Still, what I found most striking about the first night of the convention wasn’t the visual rhetoric of the speakers appearing from comfortable domestic places, and it wasn’t the weirdness of the disjointed virtual format. (The weirdness of the disjointed virtual format came in a close second, no question.) I was most struck by the way a virtual convention let the DNC tell stories about Americans with a completely different emotional register than would have existed in a giant convention hall.
The first night of the convention felt like a telethon, a school slideshow, a morning show, a fake version of liveness, but, in some moments, it also felt like a funeral. And I’m glad it did. There was an in-memoriam segment with the names and occupations of some of the many people who’ve died from COVID in the past several months. One of the most poignant speakers was Kristin Urquiza, who spoke clearly and sharply about her father’s death from COVID. The brothers of George Floyd spoke and then called for a moment of silence. And when the big-name hosts (Longoria but also Megan Rapinoe and Biden himself) spoke to citizens about their lives, their first questions were always a mournful, soothing, and, yes, funereal, “So, how are you? How are you doing?”
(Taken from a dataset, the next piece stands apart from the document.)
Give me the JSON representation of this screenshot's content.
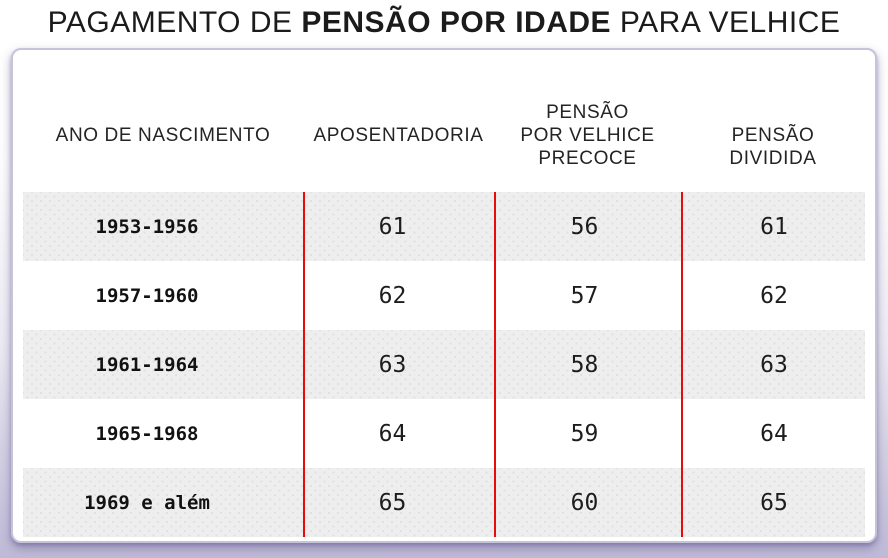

In the basest sense, it is convenient that, for Democrats, a sober recognition of national tragedy also plays into their political narratives. It’s also an unbelievable relief, almost gasp-inducing, really, to see familiar and powerful voices come together on a big national platform and give everyone a moment to just talk about how bad this shit has been. The paradoxical intimacy of the virtual space helped make that possible. A convention hall full of confetti and balloons is not designed to let everyone feel really, really sad for a few minutes. I think that’s what Americans need, though, and the virtual DNC gave everyone some room for catharsis. Whether that catharsis and the event’s new, TV-native visual intimacy will move any political needles is still an open question, but night one of the DNC was a good start.